Birlik İlmi
  NİHAN İLMİ 11-2
 

NİHAN İLMİ (11/2)
26.10.2016

Cennetten cevhere varan insan, gel!… Gel ki hasatını yap!... Geç!... Geç ki hak et!... Oku!... Mutlaka oku!... Oku ki kaynak ol!... Okumasan, aşka varamazsın!… Okumasan, nefes olamazsın!… Okumasan, nihan olan insanlık, olgun sistemlerde olsa da Ruhi Sayfalanışı olamaz. Oku ki hak et!...

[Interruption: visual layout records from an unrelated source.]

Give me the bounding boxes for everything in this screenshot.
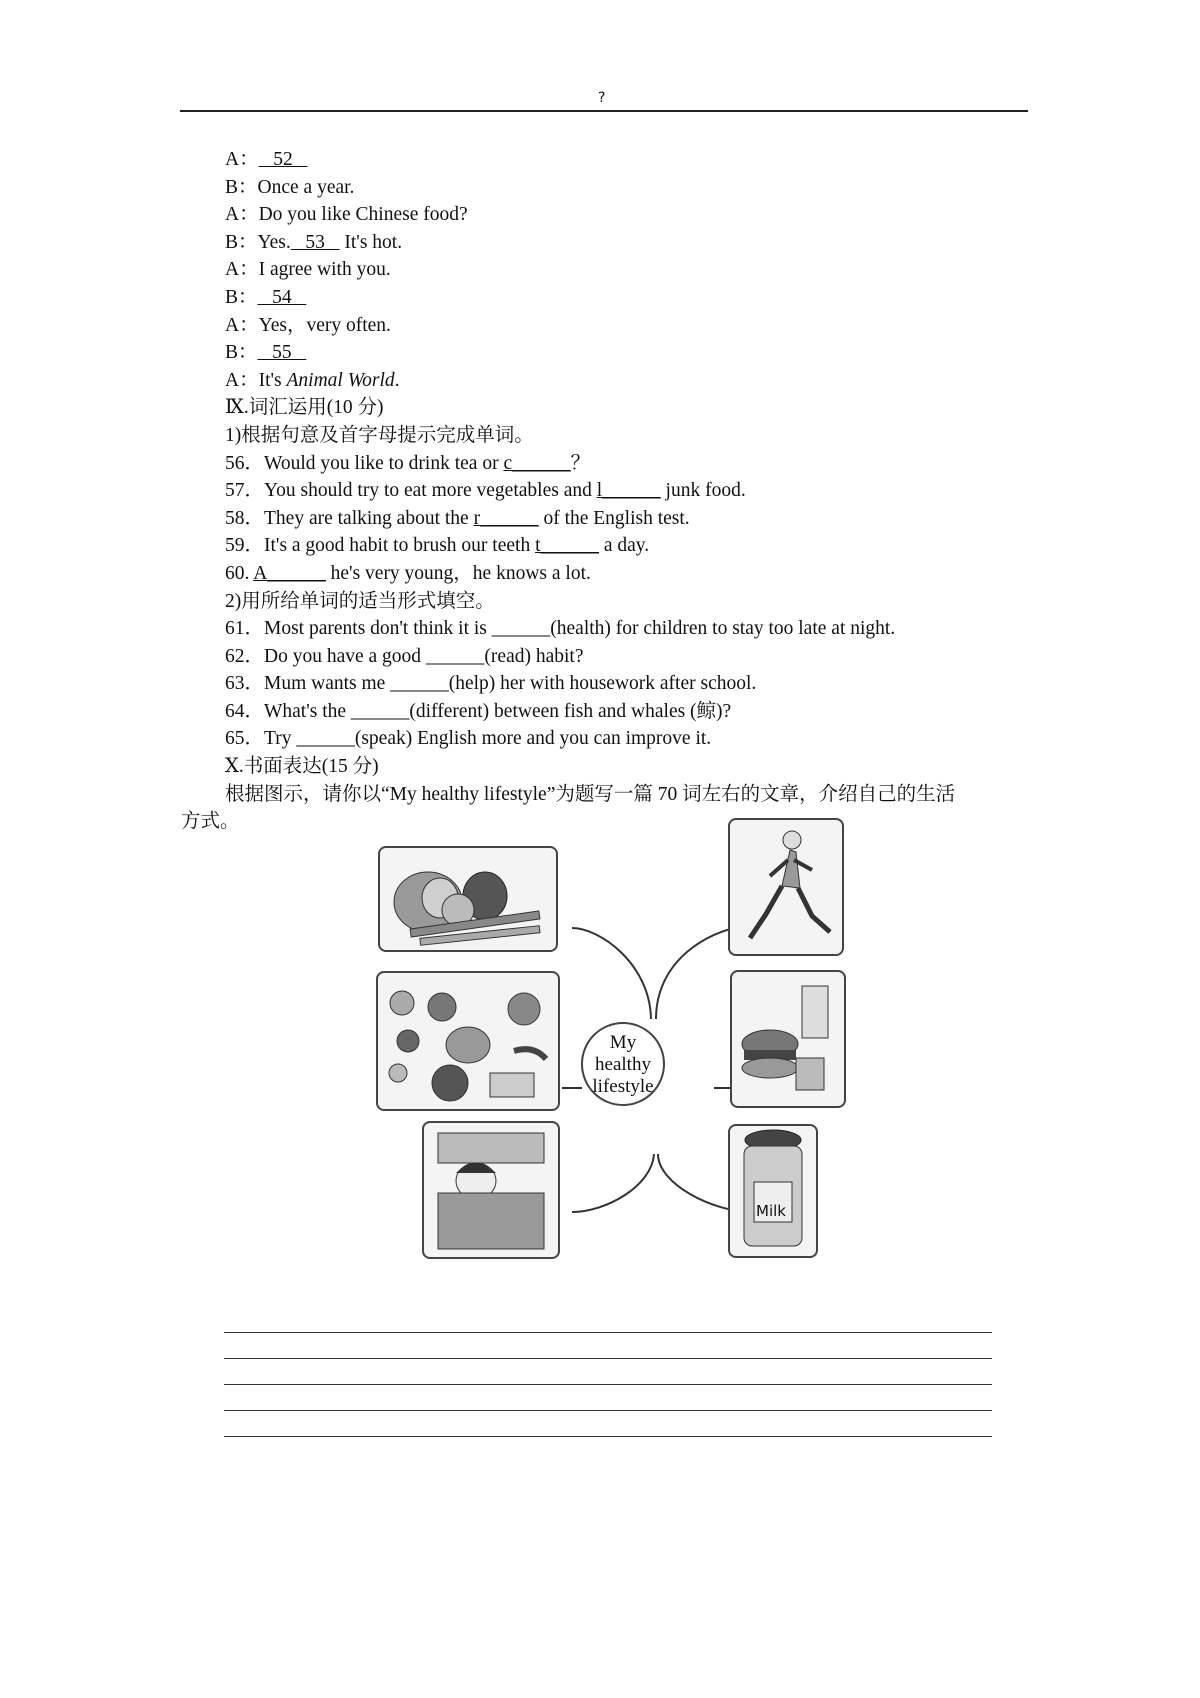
- dialogue-line: [225, 339, 1025, 367]
- header-rule: [180, 110, 1028, 112]
- dialogue-line: [225, 284, 1025, 312]
- writing-prompt-line-2: 方式。: [181, 811, 240, 833]
- lifestyle-diagram: [368, 834, 880, 1294]
- speaker-label: A：: [225, 314, 259, 336]
- speaker-label: B：: [225, 231, 258, 253]
- word-form-item: 65．Try ______(speak) English more and you can improve it.: [225, 728, 712, 750]
- word-form-item: 63．Mum wants me ______(help) her with housework after school.: [225, 673, 757, 695]
- part-1-items: [225, 450, 1025, 588]
- vocab-item: [225, 560, 1025, 588]
- hint-letter: r: [473, 507, 481, 529]
- speaker-label: A：: [225, 259, 259, 281]
- bed-icon: [424, 1123, 558, 1257]
- dialogue-line: [225, 312, 1025, 340]
- answer-blank[interactable]: ______: [602, 480, 661, 502]
- dialogue-line: [225, 256, 1025, 284]
- milk-label: Milk: [756, 1202, 786, 1220]
- vegetables-icon: [380, 848, 556, 950]
- center-label-2: healthy: [595, 1054, 651, 1075]
- item-text: You should try to eat more vegetables and: [264, 480, 597, 502]
- item-number: 58．: [225, 507, 265, 529]
- writing-prompt-line-1: 根据图示，请你以“My healthy lifestyle”为题写一篇 70 词左右的文章，介绍自己的生活: [225, 783, 956, 805]
- answer-blank[interactable]: ______: [540, 535, 599, 557]
- item-text: They are talking about the: [264, 507, 474, 529]
- section-9-title: Ⅸ.词汇运用(10 分): [225, 397, 384, 419]
- burger-icon: [732, 972, 844, 1106]
- header-mark: ?: [598, 90, 606, 106]
- hint-letter: A: [253, 562, 268, 584]
- word-form-item: 61．Most parents don't think it is ______(health) for children to stay too late at night.: [225, 618, 896, 640]
- part-2-title: 2)用所给单词的适当形式填空。: [225, 590, 495, 612]
- answer-line[interactable]: [224, 1411, 992, 1437]
- fruits-icon: [378, 973, 558, 1109]
- dialogue-text: It's: [258, 369, 287, 391]
- item-text: Would you like to drink tea or: [264, 452, 504, 474]
- fruits-picture: [376, 971, 560, 1111]
- item-number: 60.: [225, 562, 254, 584]
- word-form-item: 64．What's the ______(different) between fish and whales (鲸)?: [225, 700, 732, 722]
- speaker-label: A：: [225, 369, 259, 391]
- word-form-item: 62．Do you have a good ______(read) habit?: [225, 645, 584, 667]
- section-10-title: Ⅹ.书面表达(15 分): [225, 756, 379, 778]
- vegetables-picture: [378, 846, 558, 952]
- speaker-label: B：: [225, 176, 258, 198]
- speaker-label: B：: [225, 342, 258, 364]
- answer-blank[interactable]: ______: [512, 452, 571, 474]
- speaker-label: A：: [225, 149, 259, 170]
- hint-letter: t: [535, 535, 541, 557]
- item-number: 59．: [225, 535, 265, 557]
- center-label-1: My: [609, 1032, 637, 1053]
- dialogue: [225, 146, 1025, 394]
- vocab-item: [225, 532, 1025, 560]
- vocab-item: [225, 505, 1025, 533]
- blank-number[interactable]: 55: [257, 342, 307, 364]
- hint-letter: c: [503, 452, 513, 474]
- answer-line[interactable]: [224, 1307, 992, 1333]
- vocab-item: [225, 450, 1025, 478]
- dialogue-line: [225, 174, 1025, 202]
- worksheet-content: [181, 146, 1025, 836]
- dialogue-text: Once a year.: [257, 176, 355, 198]
- blank-number[interactable]: 53: [290, 231, 340, 253]
- center-circle: [581, 1022, 665, 1106]
- milk-jar-icon: [730, 1126, 816, 1256]
- dialogue-text: I agree with you.: [258, 259, 391, 281]
- answer-blank[interactable]: ______: [480, 507, 539, 529]
- vocab-item: [225, 477, 1025, 505]
- item-text: It's a good habit to brush our teeth: [264, 535, 536, 557]
- part-1-title: 1)根据句意及首字母提示完成单词。: [225, 424, 534, 446]
- dialogue-text: Do you like Chinese food?: [258, 204, 468, 226]
- running-picture: [728, 818, 844, 956]
- item-text: a day.: [599, 535, 650, 557]
- dialogue-line: [225, 146, 1025, 174]
- blank-number[interactable]: 52: [258, 149, 308, 170]
- item-text: he's very young，he knows a lot.: [325, 562, 591, 584]
- item-number: 56．: [225, 452, 265, 474]
- dialogue-text: Yes，very often.: [258, 314, 391, 336]
- dialogue-line: [225, 229, 1025, 257]
- answer-line[interactable]: [224, 1385, 992, 1411]
- dialogue-line: [225, 367, 1025, 395]
- speaker-label: B：: [225, 286, 258, 308]
- dialogue-text: Yes.: [257, 231, 291, 253]
- milk-picture: [728, 1124, 818, 1258]
- junk-food-picture: [730, 970, 846, 1108]
- answer-line[interactable]: [224, 1333, 992, 1359]
- item-number: 57．: [225, 480, 265, 502]
- runner-icon: [730, 820, 842, 954]
- item-text: of the English test.: [538, 507, 690, 529]
- item-text: ？: [570, 452, 591, 474]
- answer-blank[interactable]: ______: [267, 562, 326, 584]
- program-title: Animal World: [286, 369, 395, 391]
- dialogue-line: [225, 201, 1025, 229]
- speaker-label: A：: [225, 204, 259, 226]
- dialogue-text: .: [394, 369, 400, 391]
- answer-lines: [224, 1307, 992, 1437]
- blank-number[interactable]: 54: [257, 286, 307, 308]
- hint-letter: l: [596, 480, 603, 502]
- answer-line[interactable]: [224, 1359, 992, 1385]
- dialogue-text: It's hot.: [339, 231, 403, 253]
- item-text: junk food.: [660, 480, 746, 502]
- center-label-3: lifestyle: [592, 1076, 654, 1097]
- sleeping-picture: [422, 1121, 560, 1259]
- part-2-items: [225, 615, 1025, 753]
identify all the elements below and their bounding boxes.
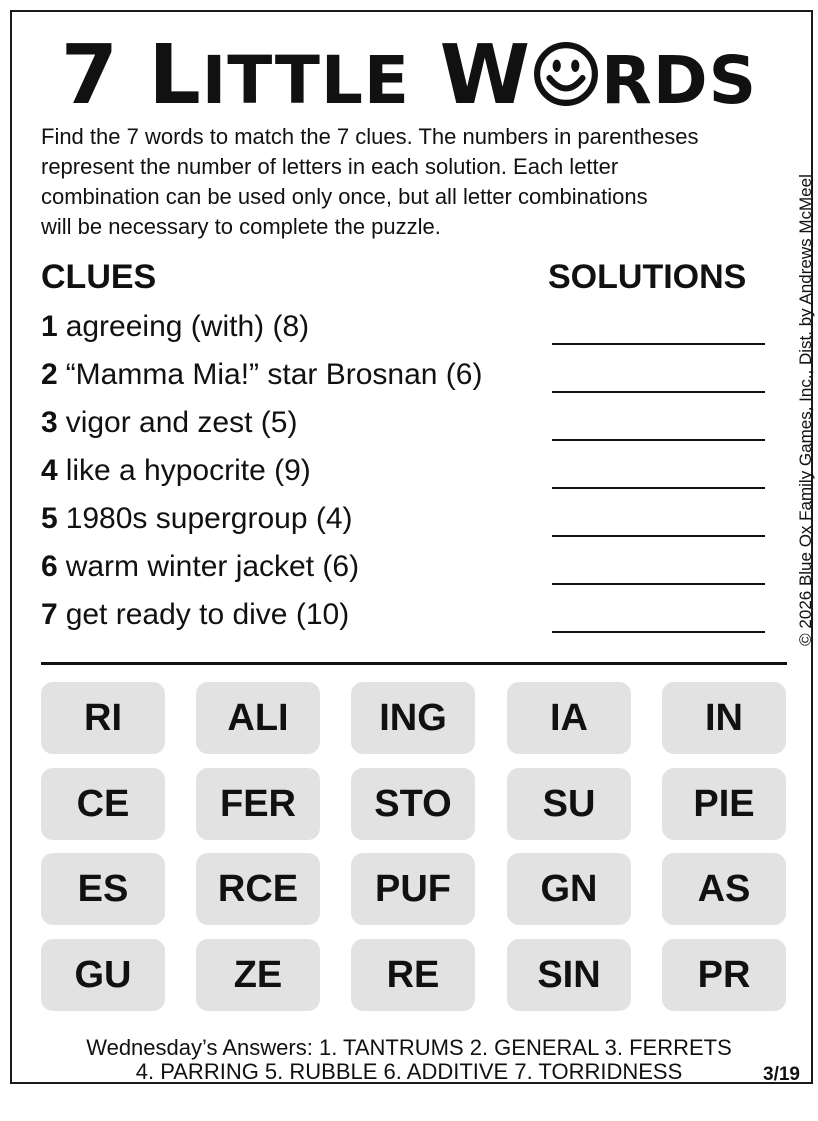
solutions-heading: SOLUTIONS — [548, 258, 747, 296]
divider — [41, 662, 787, 665]
clues-heading: CLUES — [41, 258, 157, 296]
solution-blank-6[interactable] — [552, 583, 765, 585]
clue-number: 3 — [41, 406, 58, 439]
instructions-line: represent the number of letters in each solution. Each letter — [41, 154, 619, 179]
instructions-line: will be necessary to complete the puzzle. — [41, 214, 441, 239]
previous-answers-line-2: 4. PARRING 5. RUBBLE 6. ADDITIVE 7. TORRIDNESS — [135, 1059, 683, 1084]
letter-tile[interactable]: STO — [351, 768, 475, 840]
clue-5 — [41, 502, 353, 536]
clue-text: get ready to dive (10) — [65, 598, 350, 631]
instructions — [41, 122, 796, 242]
solution-blank-5[interactable] — [552, 535, 765, 537]
letter-tile[interactable]: IN — [662, 682, 786, 754]
clue-text: vigor and zest (5) — [65, 406, 298, 439]
clue-number: 2 — [41, 358, 58, 391]
letter-tile[interactable]: FER — [196, 768, 320, 840]
title-letter-l: L — [148, 28, 202, 123]
solution-blank-4[interactable] — [552, 487, 765, 489]
letter-tile[interactable]: PR — [662, 939, 786, 1011]
clue-number: 7 — [41, 598, 58, 631]
letter-tile[interactable]: GN — [507, 853, 631, 925]
instructions-line: combination can be used only once, but all letter combinations — [41, 184, 648, 209]
letter-tile[interactable]: RI — [41, 682, 165, 754]
title-word-rds: RDS — [601, 42, 758, 119]
letter-tile[interactable]: GU — [41, 939, 165, 1011]
letter-tile[interactable]: AS — [662, 853, 786, 925]
title-word-ittle: ITTLE — [201, 42, 410, 119]
letter-tile[interactable]: RE — [351, 939, 475, 1011]
letter-tile[interactable]: ING — [351, 682, 475, 754]
clue-number: 5 — [41, 502, 58, 535]
clue-6 — [41, 550, 359, 584]
letter-tile[interactable]: PIE — [662, 768, 786, 840]
clue-number: 1 — [41, 310, 58, 343]
letter-tile[interactable]: ALI — [196, 682, 320, 754]
letter-tile[interactable]: CE — [41, 768, 165, 840]
solution-blank-2[interactable] — [552, 391, 765, 393]
clue-3 — [41, 406, 297, 440]
letter-tile[interactable]: SIN — [507, 939, 631, 1011]
puzzle-title — [0, 28, 818, 123]
clue-text: agreeing (with) (8) — [65, 310, 310, 343]
clue-text: like a hypocrite (9) — [65, 454, 311, 487]
letter-tile[interactable]: IA — [507, 682, 631, 754]
solution-blank-3[interactable] — [552, 439, 765, 441]
letter-tile[interactable]: SU — [507, 768, 631, 840]
solution-blank-7[interactable] — [552, 631, 765, 633]
clue-number: 6 — [41, 550, 58, 583]
previous-answers-line-1: Wednesday’s Answers: 1. TANTRUMS 2. GENERAL 3. FERRETS — [86, 1035, 732, 1060]
letter-tile[interactable]: RCE — [196, 853, 320, 925]
clue-text: “Mamma Mia!” star Brosnan (6) — [65, 358, 483, 391]
clue-7 — [41, 598, 349, 632]
letter-tile[interactable]: PUF — [351, 853, 475, 925]
clue-text: warm winter jacket (6) — [65, 550, 360, 583]
clue-4 — [41, 454, 311, 488]
clue-number: 4 — [41, 454, 58, 487]
instructions-line: Find the 7 words to match the 7 clues. The numbers in parentheses — [41, 124, 699, 149]
clue-text: 1980s supergroup (4) — [65, 502, 353, 535]
puzzle-date: 3/19 — [763, 1064, 800, 1085]
clue-2 — [41, 358, 482, 392]
clue-1 — [41, 310, 309, 344]
title-number: 7 — [60, 28, 119, 123]
letter-tile[interactable]: ES — [41, 853, 165, 925]
title-letter-w: W — [439, 28, 532, 123]
letter-tile[interactable]: ZE — [196, 939, 320, 1011]
smiley-face-icon — [533, 41, 599, 107]
solution-blank-1[interactable] — [552, 343, 765, 345]
copyright-notice: © 2026 Blue Ox Family Games, Inc., Dist. by Andrews McMeel — [796, 174, 815, 646]
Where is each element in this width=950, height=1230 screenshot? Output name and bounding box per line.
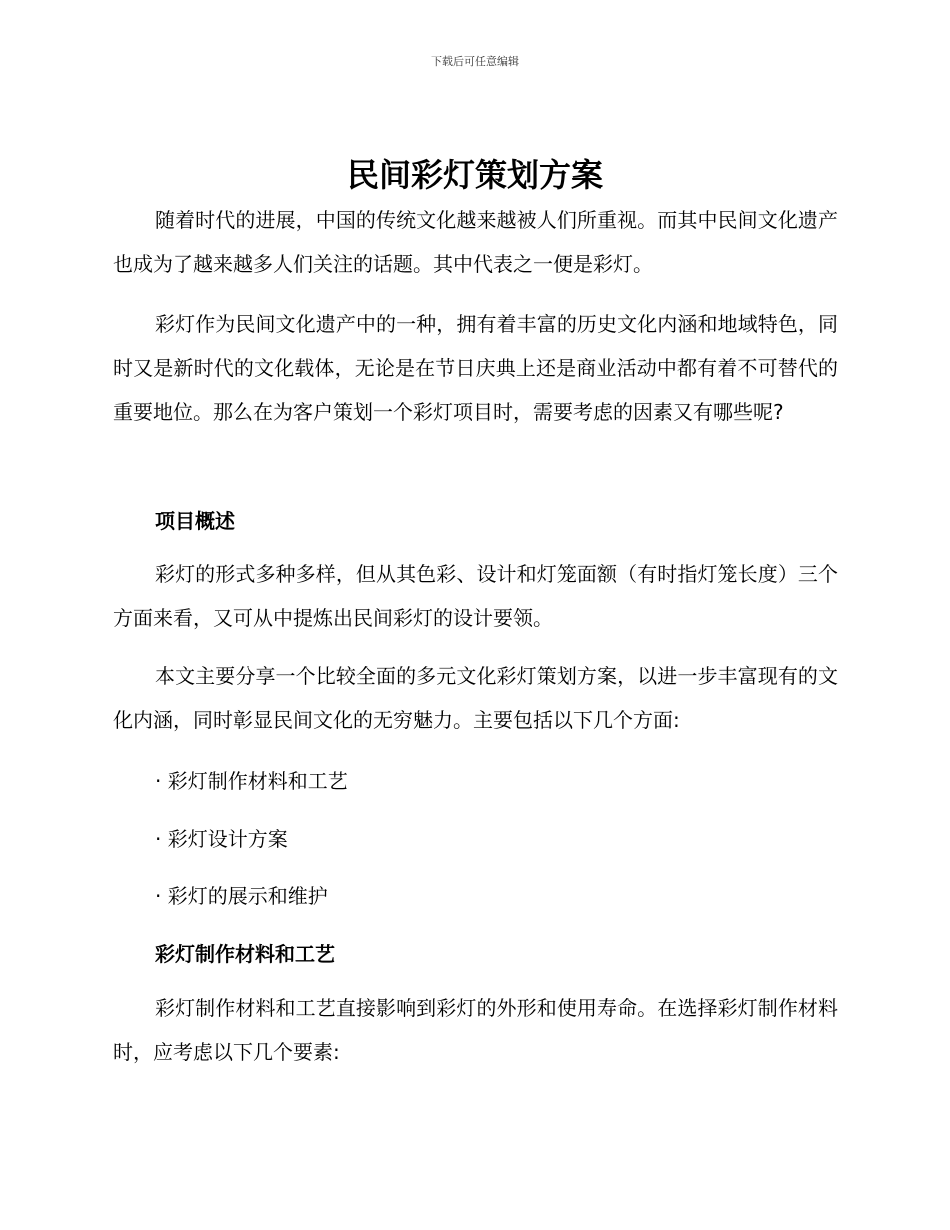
bullet-item: · 彩灯制作材料和工艺	[155, 769, 348, 793]
paragraph-background: 彩灯作为民间文化遗产中的一种，拥有着丰富的历史文化内涵和地域特色，同时又是新时代的文化载体，无论是在节日庆典上还是商业活动中都有着不可替代的重要地位。那么在为客户策划一个彩灯项目时，需要考虑的因素又有哪些呢?	[113, 312, 838, 424]
paragraph-intro: 随着时代的进展，中国的传统文化越来越被人们所重视。而其中民间文化遗产也成为了越来越多人们关注的话题。其中代表之一便是彩灯。	[113, 208, 838, 276]
document-title: 民间彩灯策划方案	[346, 156, 603, 194]
bullet-item: · 彩灯设计方案	[155, 827, 288, 851]
paragraph-summary: 本文主要分享一个比较全面的多元文化彩灯策划方案，以进一步丰富现有的文化内涵，同时彰显民间文化的无穷魅力。主要包括以下几个方面:	[113, 664, 838, 732]
bullet-item: · 彩灯的展示和维护	[155, 884, 328, 908]
page-header: 下载后可任意编辑	[431, 55, 519, 68]
paragraph-overview: 彩灯的形式多种多样，但从其色彩、设计和灯笼面额（有时指灯笼长度）三个方面来看，又可从中提炼出民间彩灯的设计要领。	[113, 562, 838, 630]
section-heading-overview: 项目概述	[155, 509, 235, 533]
section-heading-materials: 彩灯制作材料和工艺	[155, 942, 335, 966]
paragraph-materials: 彩灯制作材料和工艺直接影响到彩灯的外形和使用寿命。在选择彩灯制作材料时，应考虑以下几个要素:	[113, 996, 838, 1064]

Bence anlatmak gerek!... Bence akmak gerek!... Oğul vermek ve okunmak gerek!... Okuyun ki hak edin!...

Dar boğazdan geçiyor yaşam. Yaradan insan; yaşam olan insan; Kuran olan insan ve her an insanlık!… Mutlaka anlayın. Ana Kapı, İmparator!… İyi ki kalem olduk; iyi ki hakim olduk; iyi ki anlattık!...

Cennet, et kemiktir. Sanmayın ki sizin için yeni bir dünya kuruluyor. Umut olur ki anlarsınız… Siz, cennetseniz sizin bulunduğunuz her an cennetten cennet olur ve kontrol kurar.

Umut olur ki bilirsiniz. Sizi hak etmeyen, sizi tohumlayamaz. Cennette, cevheri görev var. Anlayın!… Anlayın ki Ana Kapı, insanlıktır!… O kapıda olmayan, yarında olamaz.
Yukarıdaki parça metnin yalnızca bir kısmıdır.